The Gurdau Winery in the Czech Republic is tucked away in the lush rolling landscape of beautiful fields and vineyards located outside the village of Kurdějov. It is historically known to be one of the region’s most important wine-growing site sites and has recently received a large inflow of wine tourism. Local practice Aleš Fiala studio designed a sweeping and sloping grass-topped concrete roof over the winery to subtly conceal it.

Designer: Aleš Fiala Studio

The idea behind the sweeping green roof was to help the new building subtly and seamlessly merge with its green landscape. Concrete tunnels were dug into the site to create “cultivated encounters and connections between man, wine, and landscape,” the studio said. “The landscape context is addressed in the form of a gentle curve – a wave in the landscape, a hill between hills…great care has been taken to incorporate the building into the terrain and its connection to the cultural and natural greenery,” architect Aleš Fiala said.

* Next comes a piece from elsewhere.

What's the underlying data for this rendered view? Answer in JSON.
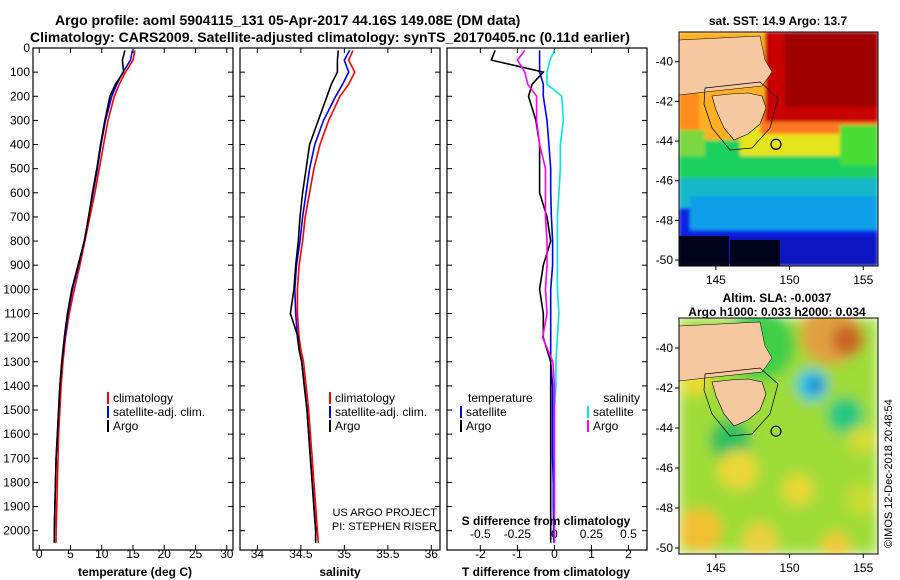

“Embedding the building in the terrain creates a feeling of a welcoming background and a natural blending with the place from which the wine comes,” Fiala continued. The sweeping roof and the ground meet, allowing the building to blend with a series of winding concrete walls that supports planters around a paved patio. The back of the building features massive concrete columns that form a parking and delivery area. The roof has been marked with large circular cut-outs that merge with the glazing on the ground floor, allowing the winery’s reception and tasting rooms to be filled with streaming natural light.

The front of the winery includes a large terrace that can be entered via a glazed facade, which is protected from the sun with the help of wooden slats and a sleep canopy. The basement level houses the processing area and two apartments for visitors. “The production areas are located under the terrain, while the customer areas are open to the sun through a glass facade, thus making use of passive energy,” explained Fiala. “The spaces of the wine house are changeable and conducive to social, and romantic moments as well as quiet contemplation over a glass of wine,” he concluded.